Bundesminister für Verkehr und Digitale Infrastruktur, Alexander Dobrindt.

Berlin – Es geht um Milliarden für den Staatshaushalt, um die wichtigste Einnahmequelle des klammen Bundesverkehrsministeriums und um einen sehr lukrativen Auftrag der Bundesregierung an die Wirtschaft: Das Verkehrsministerium muss bis 28. Februar 2015 entscheiden, wer in den nächsten drei Jahren die jährlich vier Milliarden Euro Lkw-Maut auf Deutschlands Autobahnen eintreibt. Dann läuft der bisherige Vertrag mit Daimler und Deutscher Telekom aus, die dafür die gemeinsame Tochter Toll Collect gegründet haben.

2002: Schon die Ausschreibung, mit der die rot-grüne Regierung Betreiber für das Lkw-Maut-System sucht, ist umstritten. Ausgeschlossene Firmen erfahren keine Gründe, klagen dagegen. Am Ende bekommt ein Konsortium aus Daimler, Telekom und Cofiroute den Zuschlag und gründet Toll Collect.

2006: Erst mit dreijähriger Verspätung läuft Toll Collect in vollem Umfang. Bald wird klar, dass die Konsorten bewusst zu viel versprachen. Der Bund klagt auf Schadenersatz und Strafe.

2014: Noch immer läuft der Prozess. 2012 wollte der Bund auf große Teile der Streitsumme verzichten. Als die Berliner Zeitung das publik machte, platzte der Deal.

Doch obwohl Verkehrsminister Alexander Dobrindt (CSU) noch immer geheim hält, wie es mit der Lkw-Maut weitergehen soll, ist die Entscheidung offensichtlich längst gefallen: Wenn die Bundestagsabgeordneten Ende November dem Haushaltsentwurf der Bundesregierung für 2015 zustimmen, nicken sie – viele womöglich unbewusst – die Vertragsverlängerung mit Daimler und Telekom bis 2018 gleich mit ab.

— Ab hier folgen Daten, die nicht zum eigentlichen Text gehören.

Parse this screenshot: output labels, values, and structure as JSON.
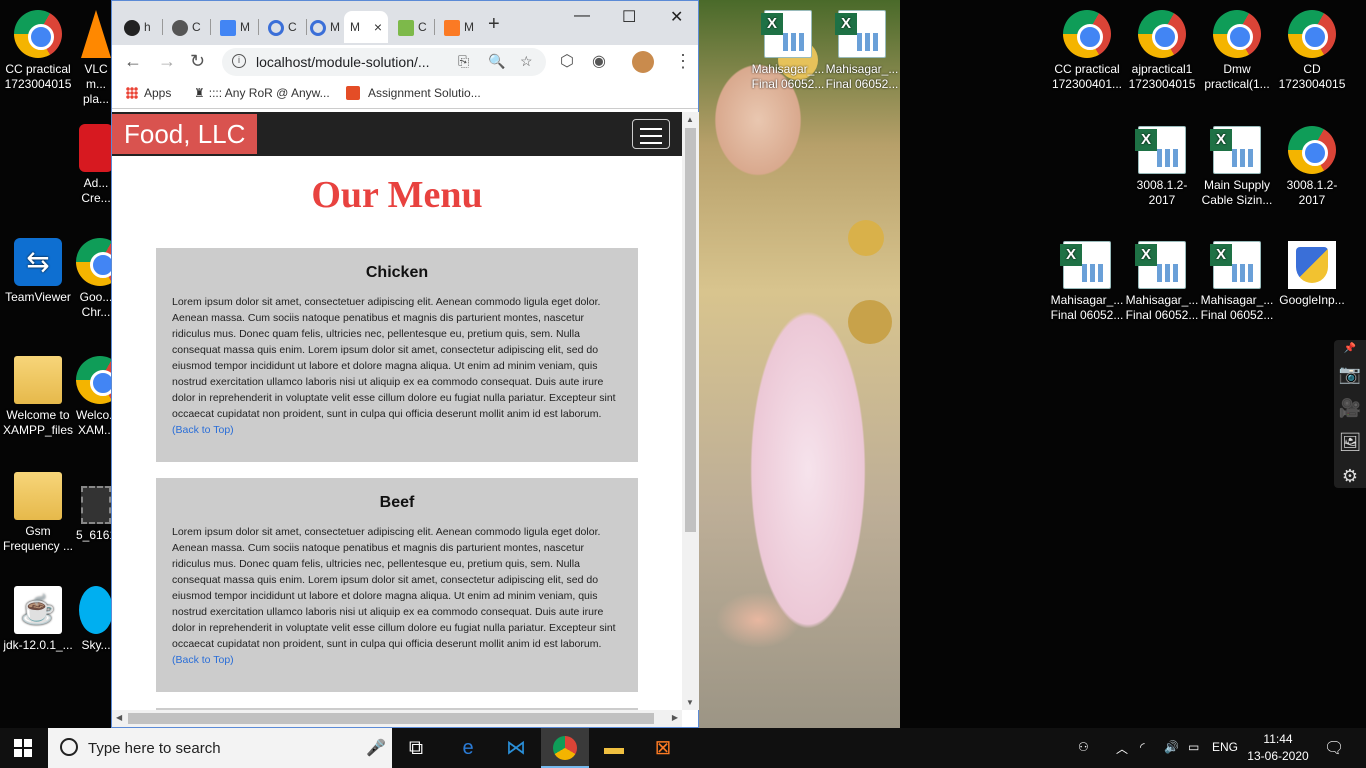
{
  "desktop": {
    "left_icons": [
      {
        "label": "CC practical 1723004015",
        "type": "chrome"
      },
      {
        "label": "VLC m... pla...",
        "type": "vlc"
      },
      {
        "label": "Ad... Cre...",
        "type": "adobe"
      },
      {
        "label": "TeamViewer",
        "type": "teamviewer"
      },
      {
        "label": "Goo... Chr...",
        "type": "chrome"
      },
      {
        "label": "Welcome to XAMPP_files",
        "type": "folder"
      },
      {
        "label": "Welco... XAM...",
        "type": "chrome"
      },
      {
        "label": "Gsm Frequency ...",
        "type": "folder"
      },
      {
        "label": "5_6161...",
        "type": "video"
      },
      {
        "label": "jdk-12.0.1_...",
        "type": "java"
      },
      {
        "label": "Sky...",
        "type": "skype"
      }
    ],
    "mid_icons": [
      {
        "label": "Mahisagar_... Final 06052...",
        "type": "excel"
      },
      {
        "label": "Mahisagar_... Final 06052...",
        "type": "excel"
      }
    ],
    "right_icons": [
      {
        "label": "CC practical 172300401...",
        "type": "chrome"
      },
      {
        "label": "ajpractical1 1723004015",
        "type": "chrome"
      },
      {
        "label": "Dmw practical(1...",
        "type": "chrome"
      },
      {
        "label": "CD 1723004015",
        "type": "chrome"
      },
      {
        "label": "3008.1.2-2017",
        "type": "excel"
      },
      {
        "label": "Main Supply Cable Sizin...",
        "type": "excel"
      },
      {
        "label": "3008.1.2-2017",
        "type": "chrome"
      },
      {
        "label": "Mahisagar_... Final 06052...",
        "type": "excel"
      },
      {
        "label": "Mahisagar_... Final 06052...",
        "type": "excel"
      },
      {
        "label": "Mahisagar_... Final 06052...",
        "type": "excel"
      },
      {
        "label": "GoogleInp...",
        "type": "shield"
      }
    ],
    "side_toolbar": [
      "pin-icon",
      "camera-icon",
      "video-icon",
      "gallery-icon",
      "settings-icon"
    ]
  },
  "browser": {
    "tabs": [
      {
        "label": "h",
        "icon": "github-icon"
      },
      {
        "label": "C",
        "icon": "globe-icon"
      },
      {
        "label": "M",
        "icon": "docs-icon"
      },
      {
        "label": "C",
        "icon": "link-icon"
      },
      {
        "label": "M",
        "icon": "link-icon"
      },
      {
        "label": "M",
        "icon": "active-tab",
        "close": "×"
      },
      {
        "label": "C",
        "icon": "w3-icon"
      },
      {
        "label": "M",
        "icon": "xampp-icon"
      }
    ],
    "new_tab": "+",
    "window_controls": {
      "minimize": "—",
      "maximize": "☐",
      "close": "✕"
    },
    "url": "localhost/module-solution/...",
    "bookmarks": [
      {
        "label": "Apps"
      },
      {
        "label": ":::: Any RoR @ Anyw..."
      },
      {
        "label": "Assignment Solutio..."
      }
    ]
  },
  "page": {
    "brand": "Food, LLC",
    "title": "Our Menu",
    "sections": [
      {
        "heading": "Chicken",
        "body": "Lorem ipsum dolor sit amet, consectetuer adipiscing elit. Aenean commodo ligula eget dolor. Aenean massa. Cum sociis natoque penatibus et magnis dis parturient montes, nascetur ridiculus mus. Donec quam felis, ultricies nec, pellentesque eu, pretium quis, sem. Nulla consequat massa quis enim. Lorem ipsum dolor sit amet, consectetur adipiscing elit, sed do eiusmod tempor incididunt ut labore et dolore magna aliqua. Ut enim ad minim veniam, quis nostrud exercitation ullamco laboris nisi ut aliquip ex ea commodo consequat. Duis aute irure dolor in reprehenderit in voluptate velit esse cillum dolore eu fugiat nulla pariatur. Excepteur sint occaecat cupidatat non proident, sunt in culpa qui officia deserunt mollit anim id est laborum.",
        "link": "(Back to Top)"
      },
      {
        "heading": "Beef",
        "body": "Lorem ipsum dolor sit amet, consectetuer adipiscing elit. Aenean commodo ligula eget dolor. Aenean massa. Cum sociis natoque penatibus et magnis dis parturient montes, nascetur ridiculus mus. Donec quam felis, ultricies nec, pellentesque eu, pretium quis, sem. Nulla consequat massa quis enim. Lorem ipsum dolor sit amet, consectetur adipiscing elit, sed do eiusmod tempor incididunt ut labore et dolore magna aliqua. Ut enim ad minim veniam, quis nostrud exercitation ullamco laboris nisi ut aliquip ex ea commodo consequat. Duis aute irure dolor in reprehenderit in voluptate velit esse cillum dolore eu fugiat nulla pariatur. Excepteur sint occaecat cupidatat non proident, sunt in culpa qui officia deserunt mollit anim id est laborum.",
        "link": "(Back to Top)"
      }
    ],
    "colors": {
      "brand_bg": "#d9534f",
      "navbar": "#222222",
      "title": "#e8423f",
      "section_bg": "#cccccc",
      "link": "#2a6ed8"
    }
  },
  "taskbar": {
    "search_placeholder": "Type here to search",
    "apps": [
      "task-view-icon",
      "edge-icon",
      "vscode-icon",
      "chrome-icon",
      "explorer-icon",
      "xampp-icon"
    ],
    "language": "ENG",
    "time": "11:44",
    "date": "13-06-2020"
  }
}
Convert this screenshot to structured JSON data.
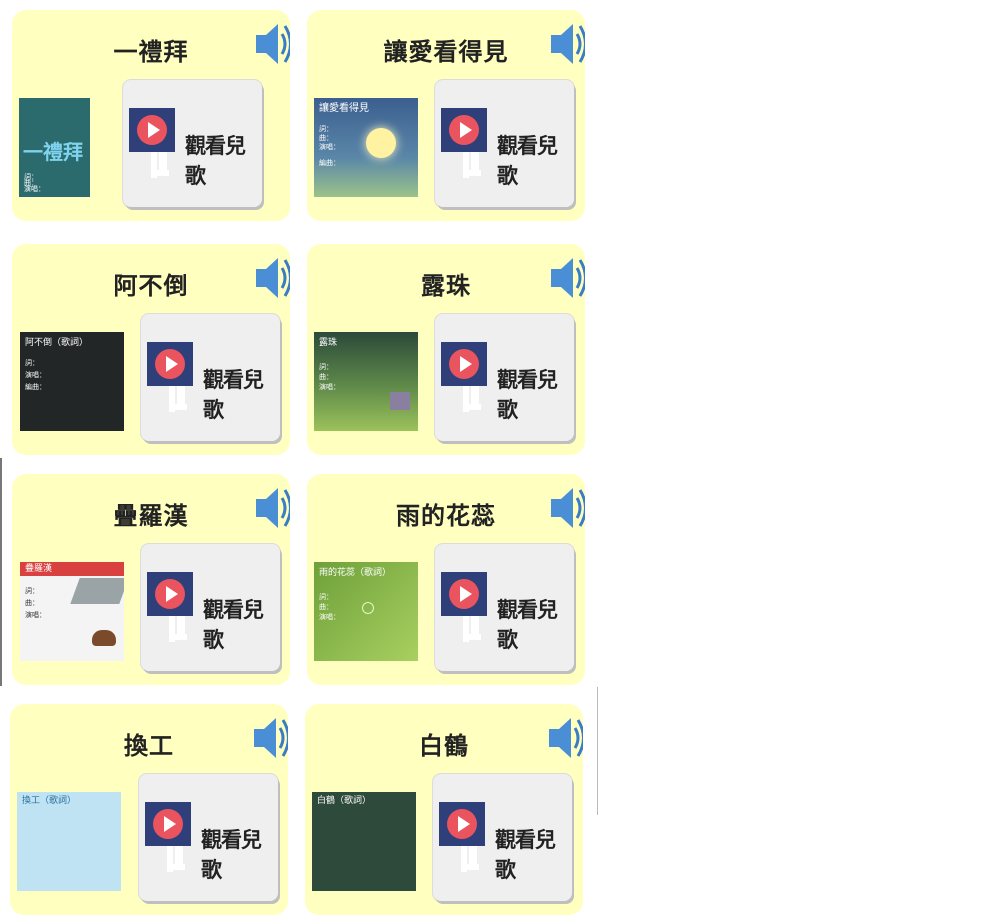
{
  "watch_label": "觀看兒歌",
  "cards": [
    {
      "title": "一禮拜",
      "thumb_title": "一禮拜",
      "thumb_lines": [
        "詞：",
        "曲：",
        "演唱："
      ]
    },
    {
      "title": "讓愛看得見",
      "thumb_title": "讓愛看得見",
      "thumb_lines": [
        "詞：",
        "曲：",
        "演唱：",
        "編曲："
      ]
    },
    {
      "title": "阿不倒",
      "thumb_title": "阿不倒（歌詞）",
      "thumb_lines": [
        "詞：",
        "演唱：",
        "編曲："
      ]
    },
    {
      "title": "露珠",
      "thumb_title": "露珠",
      "thumb_lines": [
        "詞：",
        "曲：",
        "演唱："
      ]
    },
    {
      "title": "疊羅漢",
      "thumb_title": "疊羅漢",
      "thumb_lines": [
        "詞：",
        "曲：",
        "演唱："
      ]
    },
    {
      "title": "雨的花蕊",
      "thumb_title": "雨的花蕊（歌詞）",
      "thumb_lines": [
        "詞：",
        "曲：",
        "演唱："
      ]
    },
    {
      "title": "換工",
      "thumb_title": "換工（歌詞）",
      "thumb_lines": []
    },
    {
      "title": "白鶴",
      "thumb_title": "白鶴（歌詞）",
      "thumb_lines": []
    }
  ]
}
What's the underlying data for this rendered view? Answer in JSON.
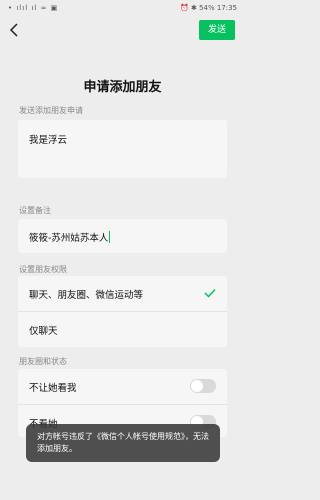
{
  "status_bar": {
    "left": "• ılıl ıl ≈ ▣",
    "right": "⏰ ✱ 54% 17:35"
  },
  "header": {
    "send_label": "发送"
  },
  "title": "申请添加朋友",
  "request": {
    "label": "发送添加朋友申请",
    "value": "我是浮云"
  },
  "remark": {
    "label": "设置备注",
    "value": "筱筱-苏州姑苏本人"
  },
  "permissions": {
    "label": "设置朋友权限",
    "options": [
      {
        "label": "聊天、朋友圈、微信运动等",
        "selected": true
      },
      {
        "label": "仅聊天",
        "selected": false
      }
    ]
  },
  "moments": {
    "label": "朋友圈和状态",
    "items": [
      {
        "label": "不让她看我",
        "on": false
      },
      {
        "label": "不看她",
        "on": false
      }
    ]
  },
  "toast": {
    "text": "对方帐号违反了《微信个人帐号使用规范》，无法添加朋友。"
  },
  "colors": {
    "accent": "#07c160",
    "background": "#ededed",
    "field": "#f6f6f6"
  }
}
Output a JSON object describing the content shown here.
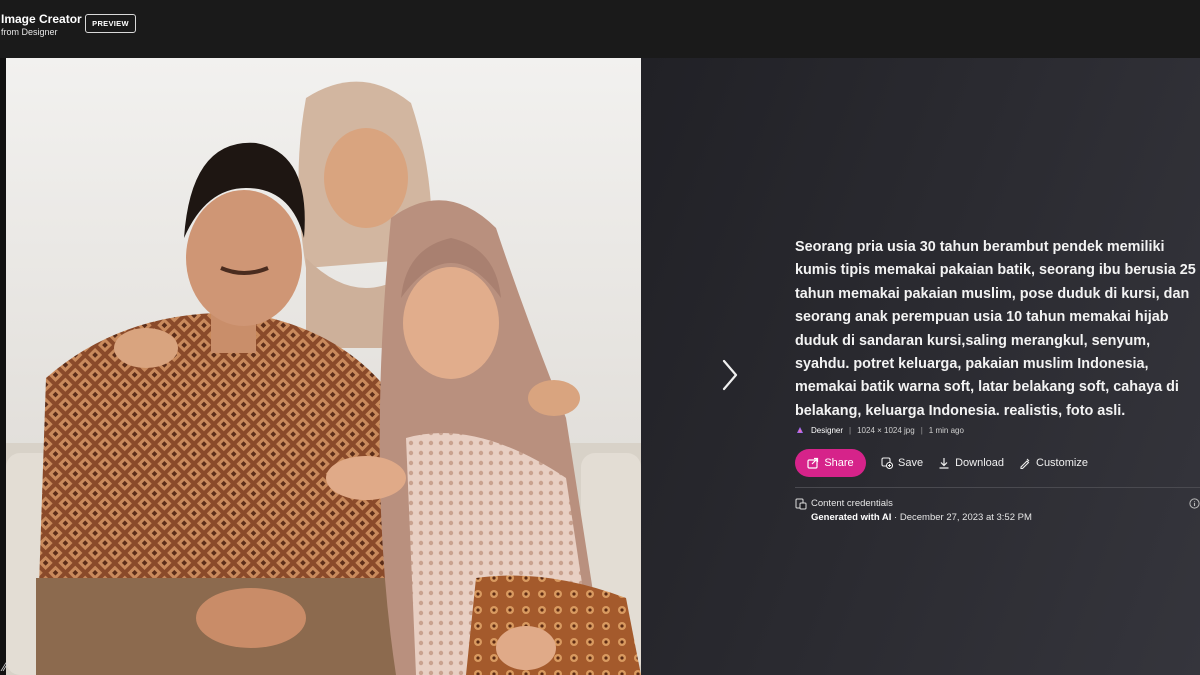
{
  "header": {
    "title": "Image Creator",
    "subtitle": "from Designer",
    "preview_label": "PREVIEW"
  },
  "image": {
    "alt_icon": "image-icon"
  },
  "nav": {
    "next_icon": "chevron-right-icon"
  },
  "details": {
    "prompt": "Seorang pria usia 30 tahun berambut pendek memiliki kumis tipis memakai pakaian batik, seorang ibu berusia 25 tahun memakai pakaian muslim, pose duduk di kursi, dan seorang anak perempuan usia 10 tahun memakai hijab duduk di sandaran kursi,saling merangkul, senyum, syahdu. potret keluarga, pakaian muslim Indonesia, memakai batik warna soft, latar belakang soft, cahaya di belakang, keluarga Indonesia. realistis, foto asli.",
    "meta": {
      "source": "Designer",
      "size": "1024 × 1024 jpg",
      "time": "1 min ago"
    },
    "actions": {
      "share": "Share",
      "save": "Save",
      "download": "Download",
      "customize": "Customize"
    },
    "credentials": {
      "label": "Content credentials",
      "generated": "Generated with AI",
      "date": " · December 27, 2023 at 3:52 PM"
    }
  },
  "colors": {
    "accent": "#d6238a",
    "header_bg": "#1a1a1a"
  }
}
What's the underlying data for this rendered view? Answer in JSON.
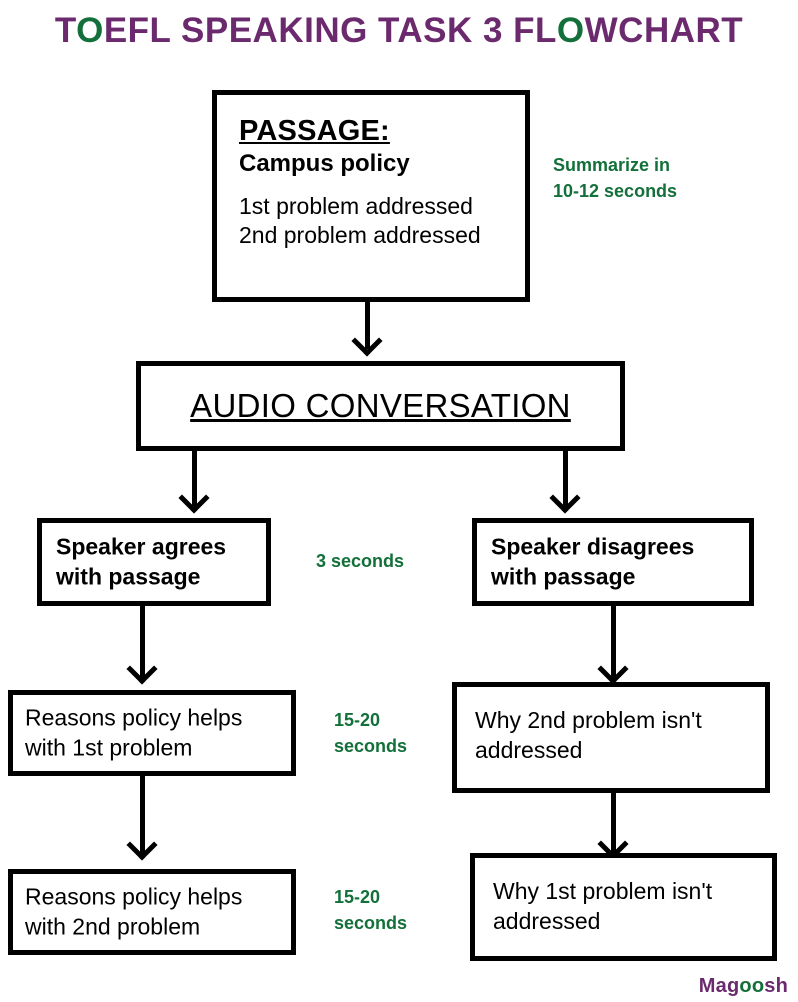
{
  "title": {
    "full": "TOEFL SPEAKING TASK 3 FLOWCHART",
    "p1": "T",
    "g1": "O",
    "p2": "EFL SPEAKING TASK 3 FL",
    "g2": "O",
    "p3": "WCHART",
    "color_purple": "#6b2a6e",
    "color_green": "#13703a"
  },
  "boxes": {
    "passage": {
      "heading": "PASSAGE:",
      "subheading": "Campus policy",
      "line1": "1st problem addressed",
      "line2": "2nd problem addressed"
    },
    "audio": {
      "label": "AUDIO CONVERSATION"
    },
    "agree": {
      "line1": "Speaker agrees",
      "line2": "with passage"
    },
    "disagree": {
      "line1": "Speaker disagrees",
      "line2": "with passage"
    },
    "reasons_1st": {
      "line1": "Reasons policy helps",
      "line2": "with 1st problem"
    },
    "reasons_2nd": {
      "line1": "Reasons policy helps",
      "line2": "with 2nd problem"
    },
    "why_2nd": {
      "line1": "Why 2nd problem isn't",
      "line2": "addressed"
    },
    "why_1st": {
      "line1": "Why 1st problem isn't",
      "line2": "addressed"
    }
  },
  "notes": {
    "summarize": {
      "line1": "Summarize in",
      "line2": "10-12 seconds"
    },
    "three_seconds": {
      "line1": "3 seconds",
      "line2": ""
    },
    "fifteen_twenty_a": {
      "line1": "15-20",
      "line2": "seconds"
    },
    "fifteen_twenty_b": {
      "line1": "15-20",
      "line2": "seconds"
    }
  },
  "logo": {
    "p1": "Mag",
    "g1": "oo",
    "p2": "sh",
    "full": "Magoosh"
  }
}
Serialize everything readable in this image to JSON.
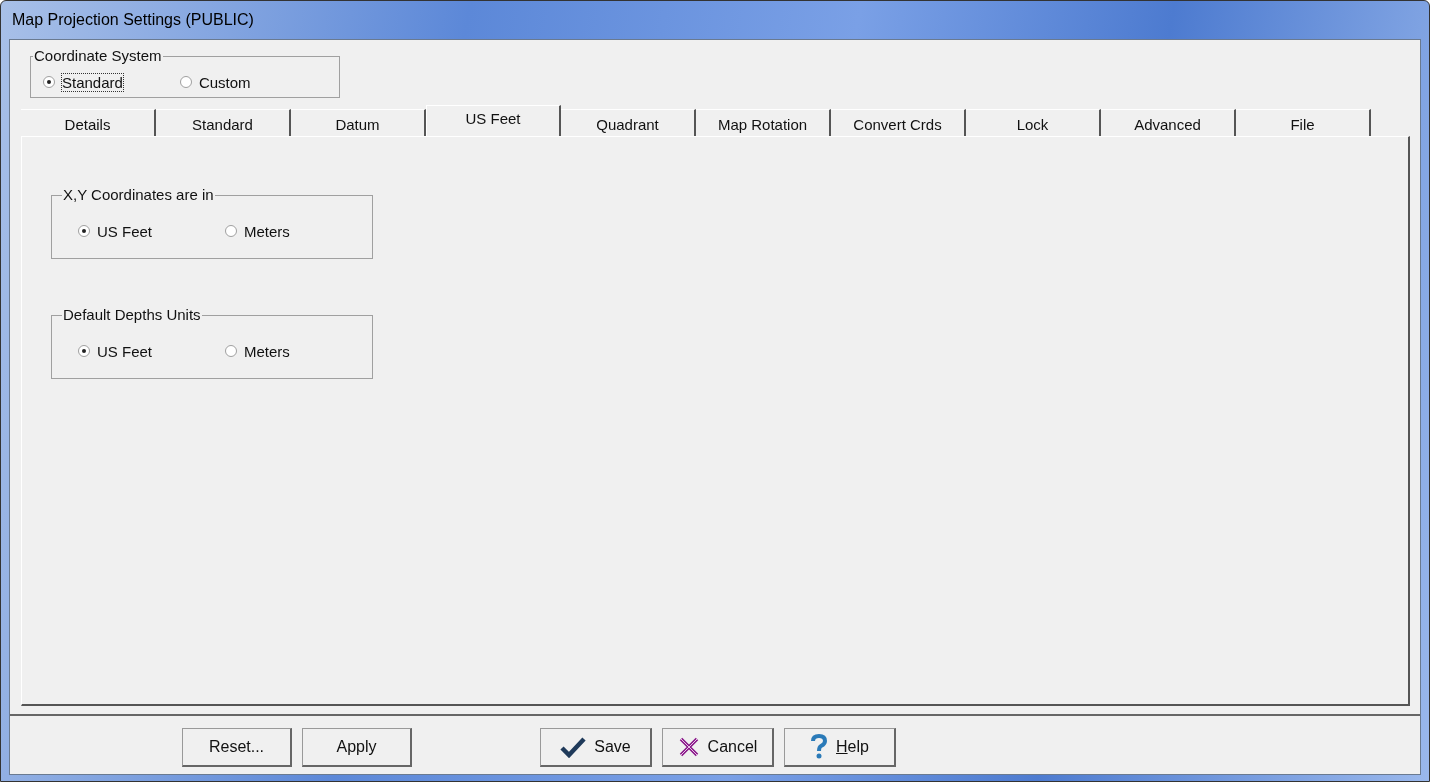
{
  "window": {
    "title": "Map Projection Settings (PUBLIC)"
  },
  "coordinate_system": {
    "label": "Coordinate System",
    "options": [
      {
        "label": "Standard",
        "selected": true
      },
      {
        "label": "Custom",
        "selected": false
      }
    ]
  },
  "tabs": [
    {
      "label": "Details",
      "selected": false
    },
    {
      "label": "Standard",
      "selected": false
    },
    {
      "label": "Datum",
      "selected": false
    },
    {
      "label": "US Feet",
      "selected": true
    },
    {
      "label": "Quadrant",
      "selected": false
    },
    {
      "label": "Map Rotation",
      "selected": false
    },
    {
      "label": "Convert Crds",
      "selected": false
    },
    {
      "label": "Lock",
      "selected": false
    },
    {
      "label": "Advanced",
      "selected": false
    },
    {
      "label": "File",
      "selected": false
    }
  ],
  "groups": [
    {
      "label": "X,Y Coordinates are in",
      "options": [
        {
          "label": "US Feet",
          "selected": true
        },
        {
          "label": "Meters",
          "selected": false
        }
      ]
    },
    {
      "label": "Default Depths Units",
      "options": [
        {
          "label": "US Feet",
          "selected": true
        },
        {
          "label": "Meters",
          "selected": false
        }
      ]
    }
  ],
  "buttons": [
    {
      "label": "Reset...",
      "kind": "plain"
    },
    {
      "label": "Apply",
      "kind": "plain"
    },
    {
      "label": "Save",
      "kind": "check"
    },
    {
      "label": "Cancel",
      "kind": "cross"
    },
    {
      "label": "Help",
      "kind": "question"
    }
  ]
}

Dem Staat drohen Milliardenausfälle

Vor ihnen haben darüber die Haushaltspolitiker entschieden, wenn sie in der Nacht zu diesem Freitag der „Bereinigungsvorlage“ zum Staatshaushalt zugestimmt haben. Dieses Konvolut, mit dem Nachbesserungen des Parlaments in die Regierungspläne für 2015 eingearbeitet werden, weist dem Verkehrsministerium für 2015 bis 2018 jeweils knapp 537 Millionen Euro zu – als „Ausgaben für den Einzug der streckenbezogenen Straßenbenutzungsgebühren“.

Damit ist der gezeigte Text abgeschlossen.